If I've made a mistake and something crashes, I can edit g.q and restart it, the log replays, no data is lost. If I want to do some testing, I can copy g.log off the server, and load it into my local process running on my laptop. This can be really helpful!
I can kill the process, turn off the server, add more disks in it, turn it back on, and resume the process from the last checkpoint.
You can see some of these qualities are things only databases seem to have, and it's for that reason that kdb is marketed as a database. But that's just because management has a hard time thinking of SQL as a programming language (even though it's there in the name! I can't fault them, it is a pretty horrible language), and while nobody wants to write stored procedures in SQL, that's one way to think about how your entire application is built in q.
That's basically it. There's a little bit more code to load state from the checkpoint and set up the initial days' schema for r:
but there's no material difference between "temporary calculations" or ones that will later become permanent: All of my input was in the event log, I just have to decide how to process it.
I mean, sure, if your problem is such that a strategy like that works for you, I'm not going to tell you otherwise. You can log incoming messages and dump data out to files easily with Python too. I wouldn't want to call that a ‘database’, though, since it's no more than a daily archive.
Yes! "databases" are all overrated too. Slow expensive pieces of shit. No way you could do 50 billion inserts from Python to SQL server on a single core in a day!
It's a bit unfair to compare the speed of wildly inequivalent things. RocksDB would be more comparable, but even there it is offering much stronger resilience guarantees, multicore support, and gives you access to all your data at once.
Calling them expensive is ironic AF. Most of them are free and open source.
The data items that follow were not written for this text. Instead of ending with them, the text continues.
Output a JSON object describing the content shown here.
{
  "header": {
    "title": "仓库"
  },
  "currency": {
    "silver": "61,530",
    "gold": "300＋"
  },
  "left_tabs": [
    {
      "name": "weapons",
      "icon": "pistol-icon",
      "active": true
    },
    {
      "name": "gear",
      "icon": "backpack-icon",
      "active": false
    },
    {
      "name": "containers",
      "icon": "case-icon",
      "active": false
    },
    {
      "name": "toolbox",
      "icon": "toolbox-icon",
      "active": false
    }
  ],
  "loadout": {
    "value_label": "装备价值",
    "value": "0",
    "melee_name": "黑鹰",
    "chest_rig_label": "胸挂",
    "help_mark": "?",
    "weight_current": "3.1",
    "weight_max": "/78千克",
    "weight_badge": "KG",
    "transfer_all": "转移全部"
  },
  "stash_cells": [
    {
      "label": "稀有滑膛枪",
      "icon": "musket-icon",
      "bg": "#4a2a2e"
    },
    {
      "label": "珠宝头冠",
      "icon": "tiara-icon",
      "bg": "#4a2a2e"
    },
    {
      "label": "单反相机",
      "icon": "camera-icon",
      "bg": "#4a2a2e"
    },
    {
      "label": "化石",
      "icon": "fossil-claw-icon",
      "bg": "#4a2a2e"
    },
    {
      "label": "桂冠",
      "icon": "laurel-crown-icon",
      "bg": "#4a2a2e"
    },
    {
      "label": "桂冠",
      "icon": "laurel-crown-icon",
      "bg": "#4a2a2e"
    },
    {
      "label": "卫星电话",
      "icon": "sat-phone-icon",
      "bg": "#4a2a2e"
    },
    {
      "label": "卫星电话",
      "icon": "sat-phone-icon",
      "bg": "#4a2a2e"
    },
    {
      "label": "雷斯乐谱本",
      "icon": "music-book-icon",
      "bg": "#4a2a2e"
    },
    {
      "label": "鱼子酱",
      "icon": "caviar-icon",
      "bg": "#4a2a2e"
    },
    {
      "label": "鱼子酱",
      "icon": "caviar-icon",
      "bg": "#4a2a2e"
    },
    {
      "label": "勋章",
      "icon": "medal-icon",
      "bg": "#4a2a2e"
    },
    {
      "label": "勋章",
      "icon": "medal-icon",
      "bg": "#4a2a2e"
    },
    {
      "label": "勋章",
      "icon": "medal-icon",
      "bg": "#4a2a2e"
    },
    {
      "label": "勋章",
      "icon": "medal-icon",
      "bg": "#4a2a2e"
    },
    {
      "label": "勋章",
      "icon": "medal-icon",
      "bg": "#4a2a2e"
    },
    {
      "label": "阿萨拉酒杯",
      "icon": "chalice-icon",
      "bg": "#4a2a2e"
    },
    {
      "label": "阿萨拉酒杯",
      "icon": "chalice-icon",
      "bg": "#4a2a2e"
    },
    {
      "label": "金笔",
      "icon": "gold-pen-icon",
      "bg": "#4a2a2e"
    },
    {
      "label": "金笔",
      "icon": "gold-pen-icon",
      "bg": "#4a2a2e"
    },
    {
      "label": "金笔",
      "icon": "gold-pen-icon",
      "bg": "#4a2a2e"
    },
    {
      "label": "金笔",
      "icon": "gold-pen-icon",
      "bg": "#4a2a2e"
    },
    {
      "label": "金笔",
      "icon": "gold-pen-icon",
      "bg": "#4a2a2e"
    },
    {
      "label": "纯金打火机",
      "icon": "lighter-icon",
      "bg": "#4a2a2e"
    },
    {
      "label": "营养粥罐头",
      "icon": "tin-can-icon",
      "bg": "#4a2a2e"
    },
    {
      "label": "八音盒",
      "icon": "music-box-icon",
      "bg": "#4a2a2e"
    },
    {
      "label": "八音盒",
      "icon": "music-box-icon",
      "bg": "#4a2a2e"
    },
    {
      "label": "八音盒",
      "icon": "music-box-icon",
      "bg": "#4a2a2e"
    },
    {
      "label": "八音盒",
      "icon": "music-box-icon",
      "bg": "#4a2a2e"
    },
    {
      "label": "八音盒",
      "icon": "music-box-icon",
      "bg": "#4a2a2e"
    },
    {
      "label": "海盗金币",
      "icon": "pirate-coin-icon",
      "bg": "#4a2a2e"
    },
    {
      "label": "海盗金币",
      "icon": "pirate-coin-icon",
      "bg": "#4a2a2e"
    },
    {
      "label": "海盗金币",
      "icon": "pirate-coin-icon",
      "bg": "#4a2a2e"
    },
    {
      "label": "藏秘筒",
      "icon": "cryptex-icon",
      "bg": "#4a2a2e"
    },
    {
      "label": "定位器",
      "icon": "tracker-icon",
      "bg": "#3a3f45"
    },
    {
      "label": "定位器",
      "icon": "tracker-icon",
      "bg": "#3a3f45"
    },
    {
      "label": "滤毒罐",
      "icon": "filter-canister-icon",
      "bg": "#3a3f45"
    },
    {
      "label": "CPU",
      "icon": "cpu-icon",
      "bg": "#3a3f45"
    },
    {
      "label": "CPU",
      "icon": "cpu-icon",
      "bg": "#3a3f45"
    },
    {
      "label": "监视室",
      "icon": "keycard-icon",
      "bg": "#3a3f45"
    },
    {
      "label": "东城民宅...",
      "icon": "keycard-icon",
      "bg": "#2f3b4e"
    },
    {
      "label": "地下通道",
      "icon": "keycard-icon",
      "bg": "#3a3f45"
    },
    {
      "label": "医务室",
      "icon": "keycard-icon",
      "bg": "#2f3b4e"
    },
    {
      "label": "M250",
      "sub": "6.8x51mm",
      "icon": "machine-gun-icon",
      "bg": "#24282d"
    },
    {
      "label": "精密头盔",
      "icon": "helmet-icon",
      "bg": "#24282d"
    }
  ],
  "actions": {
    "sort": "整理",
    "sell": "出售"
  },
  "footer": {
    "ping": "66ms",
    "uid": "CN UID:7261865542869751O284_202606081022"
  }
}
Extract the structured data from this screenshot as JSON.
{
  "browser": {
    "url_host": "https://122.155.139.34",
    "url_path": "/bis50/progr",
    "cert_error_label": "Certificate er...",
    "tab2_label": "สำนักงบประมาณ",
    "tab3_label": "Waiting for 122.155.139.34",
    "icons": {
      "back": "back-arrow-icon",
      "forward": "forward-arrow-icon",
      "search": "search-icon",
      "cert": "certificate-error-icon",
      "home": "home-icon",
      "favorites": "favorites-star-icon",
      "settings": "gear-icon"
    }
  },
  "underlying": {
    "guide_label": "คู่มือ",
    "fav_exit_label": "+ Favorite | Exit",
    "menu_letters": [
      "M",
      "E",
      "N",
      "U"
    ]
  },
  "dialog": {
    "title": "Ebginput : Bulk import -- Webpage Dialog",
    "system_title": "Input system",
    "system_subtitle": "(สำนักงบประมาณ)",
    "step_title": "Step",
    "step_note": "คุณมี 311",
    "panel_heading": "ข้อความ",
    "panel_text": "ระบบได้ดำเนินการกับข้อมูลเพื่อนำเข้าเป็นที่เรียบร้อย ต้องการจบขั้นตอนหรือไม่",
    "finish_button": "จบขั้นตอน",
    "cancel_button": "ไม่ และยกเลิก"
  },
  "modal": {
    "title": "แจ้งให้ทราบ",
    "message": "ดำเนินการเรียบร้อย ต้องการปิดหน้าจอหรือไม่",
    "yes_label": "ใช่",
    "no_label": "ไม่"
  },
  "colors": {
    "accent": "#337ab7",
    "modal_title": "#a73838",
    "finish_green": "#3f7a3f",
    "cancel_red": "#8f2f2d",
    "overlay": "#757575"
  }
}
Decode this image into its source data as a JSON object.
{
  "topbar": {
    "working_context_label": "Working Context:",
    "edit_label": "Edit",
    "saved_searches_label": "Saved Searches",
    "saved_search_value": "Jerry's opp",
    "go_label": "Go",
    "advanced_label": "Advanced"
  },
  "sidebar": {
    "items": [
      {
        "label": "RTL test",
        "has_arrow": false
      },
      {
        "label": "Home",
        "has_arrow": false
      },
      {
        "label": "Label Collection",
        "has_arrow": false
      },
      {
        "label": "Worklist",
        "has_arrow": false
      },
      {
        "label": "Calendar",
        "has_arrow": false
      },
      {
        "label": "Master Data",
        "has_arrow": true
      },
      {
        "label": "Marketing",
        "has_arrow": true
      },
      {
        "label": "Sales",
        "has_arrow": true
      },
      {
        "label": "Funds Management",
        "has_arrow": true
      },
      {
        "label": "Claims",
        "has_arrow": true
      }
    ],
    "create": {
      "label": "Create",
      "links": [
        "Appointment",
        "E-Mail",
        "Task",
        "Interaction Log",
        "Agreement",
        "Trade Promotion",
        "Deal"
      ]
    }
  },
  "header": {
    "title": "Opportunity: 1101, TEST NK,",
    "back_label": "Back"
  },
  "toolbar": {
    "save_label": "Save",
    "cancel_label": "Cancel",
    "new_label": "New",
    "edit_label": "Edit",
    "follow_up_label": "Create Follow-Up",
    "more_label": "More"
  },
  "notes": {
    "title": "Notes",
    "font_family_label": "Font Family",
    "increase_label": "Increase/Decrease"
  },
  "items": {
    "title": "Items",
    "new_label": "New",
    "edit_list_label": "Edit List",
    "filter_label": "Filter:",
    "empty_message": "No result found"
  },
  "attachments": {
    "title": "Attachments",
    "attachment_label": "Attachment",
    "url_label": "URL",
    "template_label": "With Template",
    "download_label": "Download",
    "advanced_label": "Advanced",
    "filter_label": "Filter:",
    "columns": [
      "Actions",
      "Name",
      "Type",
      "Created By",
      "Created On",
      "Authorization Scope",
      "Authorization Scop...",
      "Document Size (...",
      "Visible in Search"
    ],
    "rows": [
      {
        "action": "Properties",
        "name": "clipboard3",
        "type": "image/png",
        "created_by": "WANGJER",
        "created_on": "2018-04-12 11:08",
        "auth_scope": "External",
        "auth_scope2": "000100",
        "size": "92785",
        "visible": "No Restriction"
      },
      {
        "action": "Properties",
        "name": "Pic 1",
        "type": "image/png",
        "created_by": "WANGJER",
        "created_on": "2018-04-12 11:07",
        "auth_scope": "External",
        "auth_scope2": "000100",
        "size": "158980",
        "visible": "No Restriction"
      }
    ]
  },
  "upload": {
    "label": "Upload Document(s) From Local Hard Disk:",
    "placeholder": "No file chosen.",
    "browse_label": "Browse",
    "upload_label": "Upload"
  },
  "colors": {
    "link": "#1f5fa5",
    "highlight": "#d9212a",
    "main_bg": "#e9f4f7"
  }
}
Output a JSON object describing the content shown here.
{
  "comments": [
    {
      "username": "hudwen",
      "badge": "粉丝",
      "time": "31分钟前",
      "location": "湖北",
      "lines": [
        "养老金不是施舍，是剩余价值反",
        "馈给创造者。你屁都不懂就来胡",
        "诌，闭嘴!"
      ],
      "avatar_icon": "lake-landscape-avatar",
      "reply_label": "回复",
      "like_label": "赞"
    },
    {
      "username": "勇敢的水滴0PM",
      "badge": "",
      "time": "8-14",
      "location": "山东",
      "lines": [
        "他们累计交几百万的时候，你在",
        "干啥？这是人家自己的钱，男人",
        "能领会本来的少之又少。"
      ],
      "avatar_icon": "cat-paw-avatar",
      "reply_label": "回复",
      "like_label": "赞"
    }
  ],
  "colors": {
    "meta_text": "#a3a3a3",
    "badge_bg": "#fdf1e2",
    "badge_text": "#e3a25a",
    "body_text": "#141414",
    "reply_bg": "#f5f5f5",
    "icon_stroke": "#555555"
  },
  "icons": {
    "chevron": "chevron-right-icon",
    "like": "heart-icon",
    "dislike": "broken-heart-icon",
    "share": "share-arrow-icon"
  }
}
You're mistaken. There is no resilience guarantee offered by rocksdb. In q I can backup the checkpoints and the logs independently. It is trivial to get whatever level of resilience I want out of q just by copying regular files around. RocksDB requires more programming.
> gives you access to all your data at once
You're mistaken. This is no problem in q. All of the data is mmap'd as soon as I access it (if it isn't mmap'd already).
> Calling them expensive is ironic AF. Most of them are free and open source.
If they require 4x the servers, they're at least 4x as expensive. If it takes 20 days to implement instead of 5 minutes, then it's over 5000x as expensive.
No, calling that "free" is what's ironic, and believing it is moronic.
> How do you figure that? RocksDB is not a programming language.
I'm comparing to the code you showed. You're using the file system to dump static rows of data. All your data munging is on memory-sized blocks at program-level. Key-value stores are the comparable database for that.
> You're mistaken. This is no problem in q. All of the data is mmap'd as soon as I access it (if it isn't mmap'd already).
Yes, because you're working on the tail end of small, immutable data tables, rather than an actually sizable database with elements of heterogeneous sizes.
> In q I can backup the checkpoints and the logs independently. It is trivial to get whatever level of resilience I want out of q just by copying regular files around.
Yes, because you don't want much resilience.
---
What you're doing here is incredibly simplistic. It's not proper resiliency, it's not scalable to more complex problems, and it's not scalable to larger workloads. An mmap'ed table and an actual database are different things.
It works fine for you, but for many other people it's not.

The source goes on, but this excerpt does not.